On the other end of the issue, the Social Security Administration is not an evil organization. It is providing a tremendous service to the public. But it is understaffed and underfunded, dealing with competing policy priorities as one side of the political aisle has toyed with stripping back or eliminating benefits while the other side has seemed largely indifferent for years. The Omnibus funding bill for 2022 provided only $13.2 billion on administrative expenses for this colossal agency serving such a vast swath of the population even as the number of beneficiaries have swelled thanks to the aging of Baby Boomers into retirement. In contrast, assistance to Ukraine amounted to $13.6 billion. In 2020, $129 billion went to funding outlays for natural resources and the environment; general science, space, and technology; general government; agriculture; energy; commerce and housing credit programs; and the administrative costs of Medicare and Social Security. That was of a total of $914 billion for all non-defense spending, in contrast to $714 billion for defense spending. Decisions have to be rushed through as a result of the ongoing and years-long funding shortage. People will get denied because their cases haven’t perhaps been as scrutinized as they should be. And yes, there are bad apples—though the number of run-of-the-mill consultative examining physicians willing to rush through an evaluation and a noncommittal “opinion” anecdotally seem to far exceed the number of people involved in the entirety of the Conn conspiracy.
Oversimplifying What Actually Happened
There are other things The Big Conn gets wrong by oversimplification. The Social Security Administration and the various disability programs administered by the agency are large and complicated. A show focused on one flashy lawyer cannot cover everything. But I doubt anyone watching could even explain what disability programs exist, let alone how they actually operate, by the end of the series without prior knowledge. There is apparently an associated podcast, and it is possible that perhaps the podcast breaks down some of these concepts more, but additional homework should not be required to provide an adequate and fair framework for the topics addressed by a documentary.
While the show does try to focus on some of the heroes in the Conn conspiracy, like the brave whistleblowers within ODAR who helped to bring the truth to light or the defense attorney who dove into disability law to devote himself to the pro bono cause of helping the many disability recipients suddenly and unceremoniously cut off from their benefits (all while volunteering for a local animal shelter), the focus is still on the mythology of the disability attorney at the center of the conspiracy. That focus, even augmented by phone interviews with Conn himself, largely remains shallow as the show hops between competing investigations and spends most of its time delighting itself with the oversized personality and antics of this single attorney, even as it acknowledges later on that by all accounts it was a corrupt administrative law judge who initiated the whole conspiracy and who was covered by at least one superior.
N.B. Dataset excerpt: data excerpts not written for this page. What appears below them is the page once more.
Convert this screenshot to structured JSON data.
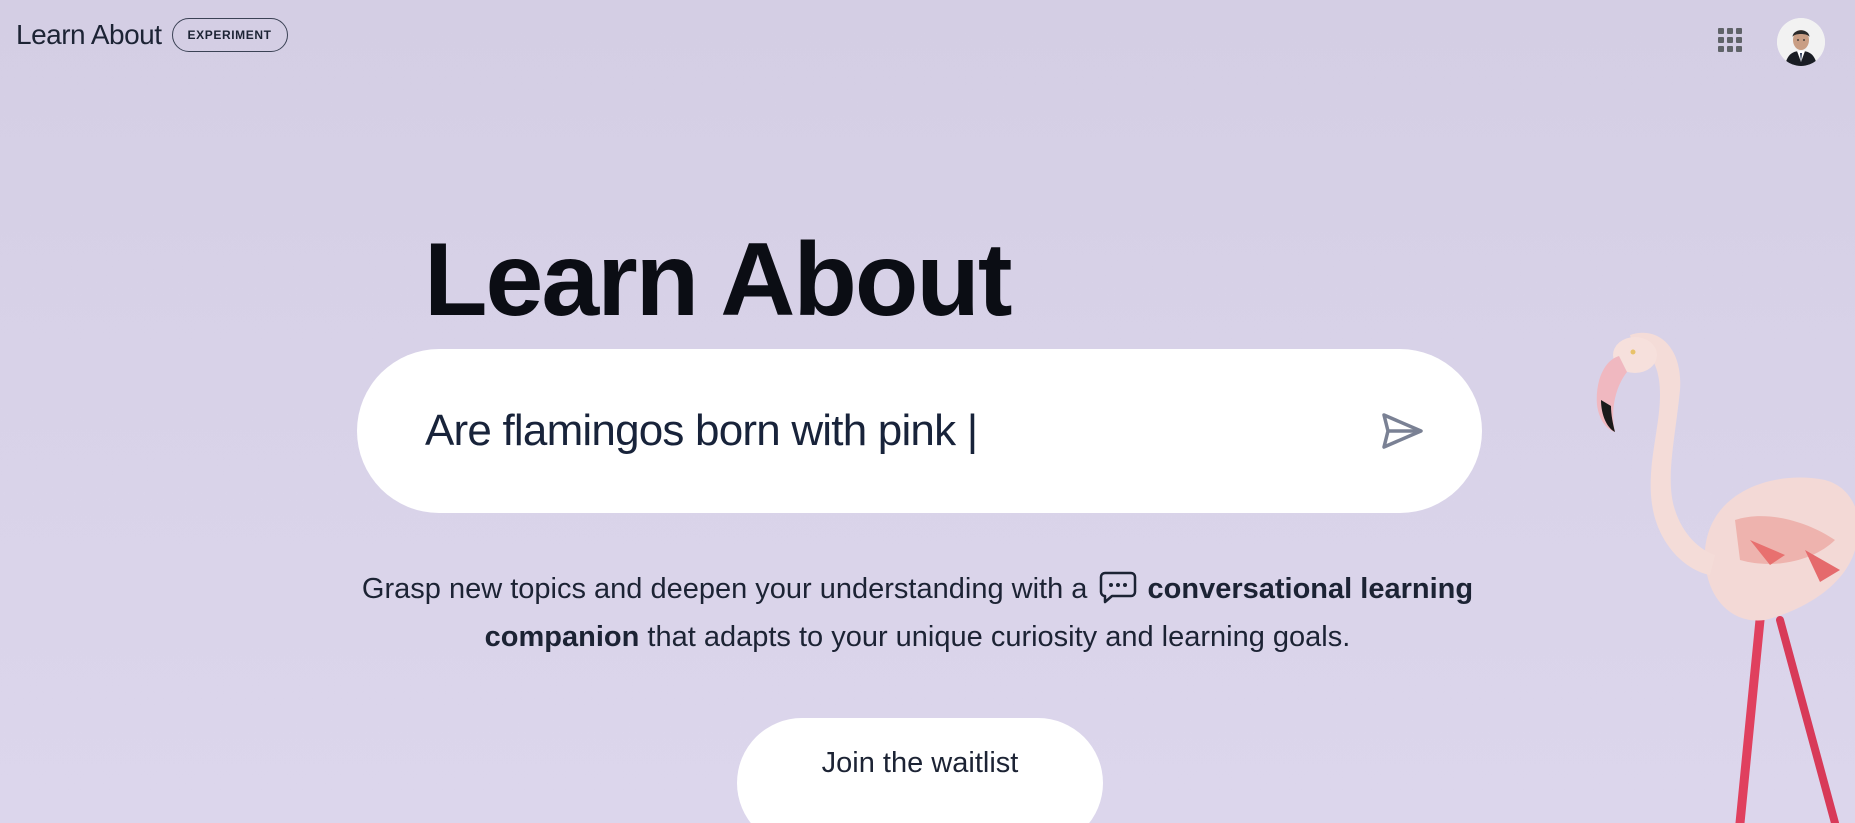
{
  "header": {
    "brand": "Learn About",
    "badge": "EXPERIMENT",
    "apps_icon": "apps-grid-icon",
    "avatar_icon": "user-avatar"
  },
  "hero": {
    "title": "Learn About"
  },
  "search": {
    "value": "Are flamingos born with pink |",
    "send_icon": "send-icon"
  },
  "description": {
    "part1": "Grasp new topics and deepen your understanding with a",
    "bold": "conversational learning companion",
    "part2": "that adapts to your unique curiosity and learning goals.",
    "chat_icon": "chat-bubble-icon"
  },
  "cta": {
    "label": "Join the waitlist"
  },
  "colors": {
    "background": "#d8d2e8",
    "text": "#1c2334",
    "title": "#0b0d14",
    "pill": "#ffffff",
    "send_icon": "#7a8194"
  }
}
Even Conn feels less than a complete human being, with little attempt to fill in who he was or where he came from outside of speculation about a domineering mother and a narcissistic personality.
In refusing to ever disconnect itself from the idea that fakers and fraudsters are the biggest threat to the government and the public, and in its focus on an unusual event rather than the more pressing challenges within the Social Security Administration, The Big Conn cannot truly do justice to those who suffered as a result of the fraud and its unraveling or those who continue to suffer because of the everyday bureaucratic injustice of an agency with outdated rules, a too-stringent standard, and overworked employees.